Not all diagnosis carry with them the good news, and after researching what pulmonary hypertension was, the doctor might as well have told me the world was ending. That’s what it felt like anyways because the research led me to places where the outlook was not positive in any way, shape or form!
What is pulmonary hypertension?
Basically, after I researched and had a few helpers doing so, it broke down to this; the right side of my heart is not working as it should so it has to work harder to pump blood to my lungs. Over time, this will weaken my heart and can be potentially fatal. The diagnosis was a massive blow to my self-esteem, my confidence and my trust in my body. My husband was just as shocked, and we both fell into depression trying to figure out what we would do next.
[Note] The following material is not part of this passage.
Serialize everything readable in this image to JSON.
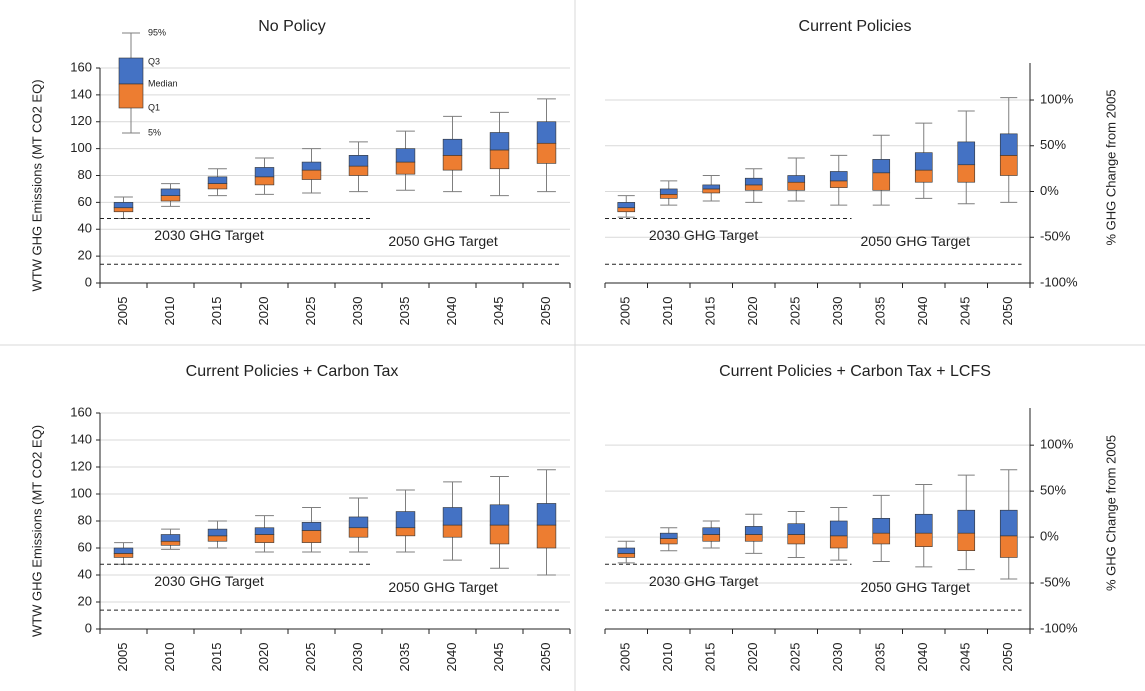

The next step, figuring out why
Now that I had this new diagnosis, my next step after getting past the shock was figuring out why. I immediately made an appointment with a specialist known as a cardiologist, who specializes in heart diseases, at the recommendation of the emergency room doctor who had diagnosed me.
I was so incredibly nervous at that first appointment, I was only 35 years old and had been very healthy and active most of my life. I had gone to the ER because I thought at the time my asthma had gone into overdrive and I couldn’t get a grip on it. I had been having breathing problems for a while, but my inhalers had always helped. That night they didn’t, and after a bunch of tests, I received my diagnosis.
The cardiologist was so nice and explained everything so that we could understand easily. My husband was with me and very supportive. They concluded after reviewing all of my history, family and medical, that because I lived in high altitude and did have mild asthma, it had created a thickening of my pulmonary artery and now I have pulmonary hypertension. He assured me it was manageable, and I would be able to continue to do those things I had always done.
He prescribed me several medications and told me to come back in two weeks. I had never taken medication regularly in my entire life, and starting now was enough to create another bout of depression.
There are others out there like me
My husband did some of his own research to try and help me out of my funk. He found out the hospital did a monthly support meeting for those who have pulmonary hypertension like me. I was skeptical, but at the encouragement of my husband, we both went to our first meeting.
There were people of all ages there, some newly diagnosed like myself, and others who had been dealing with it for years. I was grateful to my husband and for the support group because it gave me a place to talk about my struggles as well as gain insightful tips for living life after being diagnosed.